Richard Wolf als ein mittelständisches Unternehmen im Bereich der Medizintechnik profitiert stark durch das breite Netzwerk von SPECTARIS. Wir schätzen besonders die fachliche Expertise.


Geschäftsführung Richard Wolf GmbH, Herr Pfab, Herr Steinbeck


Mitmachen lohnt sich!

In Zeiten schneller und tiefgreifender Veränderungen in der Medtech Branche und einem anspruchsvollen regulatorischen Umfeld ist SPECTARIS ein wichtiger Partner für unser Unternehmen und als Interessensvertretung in Berlin und Brüssel unverzichtbar. Mitmachen lohnt sich!

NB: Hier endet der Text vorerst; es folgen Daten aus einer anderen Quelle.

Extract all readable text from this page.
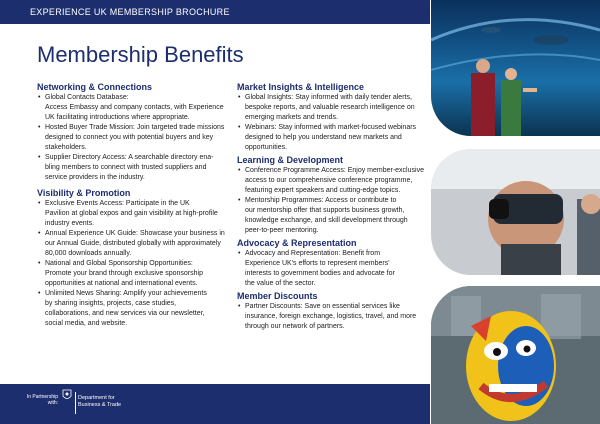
EXPERIENCE UK MEMBERSHIP BROCHURE
Membership Benefits
Networking & Connections
• Global Contacts Database:
Access Embassy and company contacts, with Experience
UK facilitating introductions where appropriate.
• Hosted Buyer Trade Mission: Join targeted trade missions
designed to connect you with potential buyers and key
stakeholders.
• Supplier Directory Access: A searchable directory ena-
bling members to connect with trusted suppliers and
service providers in the industry.
Visibility & Promotion
• Exclusive Events Access: Participate in the UK
Pavilion at global expos and gain visibility at high-profile
industry events.
• Annual Experience UK Guide: Showcase your business in
our Annual Guide, distributed globally with approximately
80,000 downloads annually.
• National and Global Sponsorship Opportunities:
Promote your brand through exclusive sponsorship
opportunities at national and international events.
• Unlimited News Sharing: Amplify your achievements
by sharing insights, projects, case studies,
collaborations, and new services via our newsletter,
social media, and website.
Market Insights & Intelligence
• Global Insights: Stay informed with daily tender alerts,
bespoke reports, and valuable research intelligence on
emerging markets and trends.
• Webinars: Stay informed with market-focused webinars
designed to help you understand new markets and
opportunities.
Learning & Development
• Conference Programme Access: Enjoy member-exclusive
access to our comprehensive conference programme,
featuring expert speakers and cutting-edge topics.
• Mentorship Programmes: Access or contribute to
our mentorship offer that supports business growth,
knowledge exchange, and skill development through
peer-to-peer mentoring.
Advocacy & Representation
• Advocacy and Representation: Benefit from
Experience UK's efforts to represent members'
interests to government bodies and advocate for
the value of the sector.
Member Discounts
• Partner Discounts: Save on essential services like
insurance, foreign exchange, logistics, travel, and more
through our network of partners.
In Partnership
with:
Department for
Business & Trade
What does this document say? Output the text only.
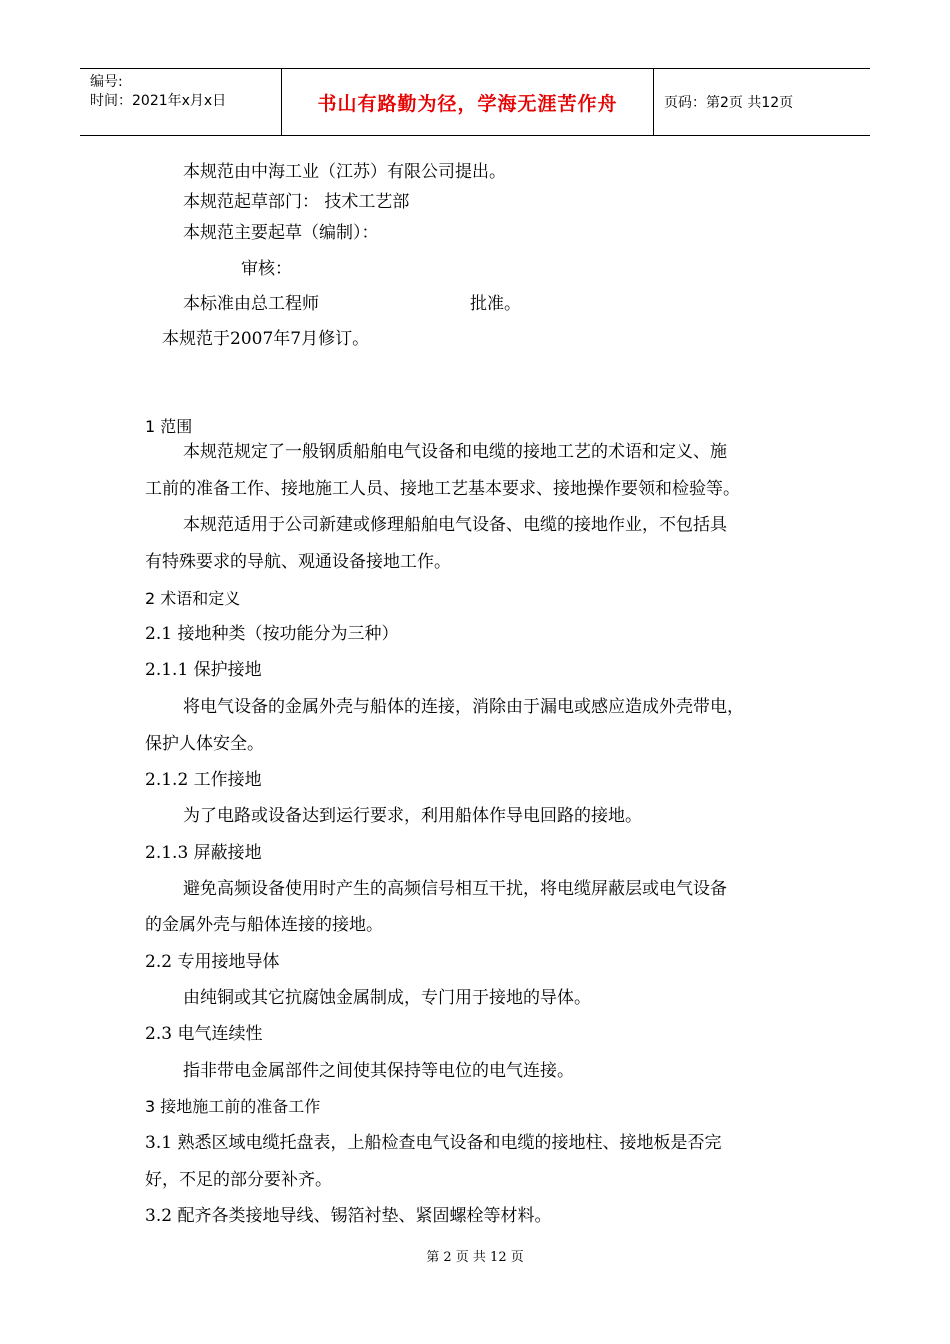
编号:
时间：2021年x月x日	书山有路勤为径，学海无涯苦作舟	页码：第2页 共12页
本规范由中海工业（江苏）有限公司提出。
本规范起草部门： 技术工艺部
本规范主要起草（编制）：
审核：
本标准由总工程师	批准。
本规范于2007年7月修订。
1 范围
本规范规定了一般钢质船舶电气设备和电缆的接地工艺的术语和定义、施
工前的准备工作、接地施工人员、接地工艺基本要求、接地操作要领和检验等。
本规范适用于公司新建或修理船舶电气设备、电缆的接地作业，不包括具
有特殊要求的导航、观通设备接地工作。
2 术语和定义
2.1 接地种类（按功能分为三种）
2.1.1 保护接地
将电气设备的金属外壳与船体的连接，消除由于漏电或感应造成外壳带电，
保护人体安全。
2.1.2 工作接地
为了电路或设备达到运行要求，利用船体作导电回路的接地。
2.1.3 屏蔽接地
避免高频设备使用时产生的高频信号相互干扰，将电缆屏蔽层或电气设备
的金属外壳与船体连接的接地。
2.2 专用接地导体
由纯铜或其它抗腐蚀金属制成，专门用于接地的导体。
2.3 电气连续性
指非带电金属部件之间使其保持等电位的电气连接。
3 接地施工前的准备工作
3.1 熟悉区域电缆托盘表，上船检查电气设备和电缆的接地柱、接地板是否完
好，不足的部分要补齐。
3.2 配齐各类接地导线、锡箔衬垫、紧固螺栓等材料。
第 2 页 共 12 页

Bert Sutter, Geschäftsführer, Sutter Medizintechnik GmbH


Wertvoller Informationsaustausch

Als Produzent von Pflege- und Klinikbetten verfolgen wir die aktuelle Entwicklung in der Gesundheitspolitik genau. Dabei greifen wir bei Fragen zu wichtigen Gesetzesänderungen gerne auf die fundierten Informationen von SPECTARIS zurück. Das Netzwerk aus namhaften, engagierten Unternehmen ermöglicht zudem einen intensiven Dialog untereinander, den wir sehr schätzen.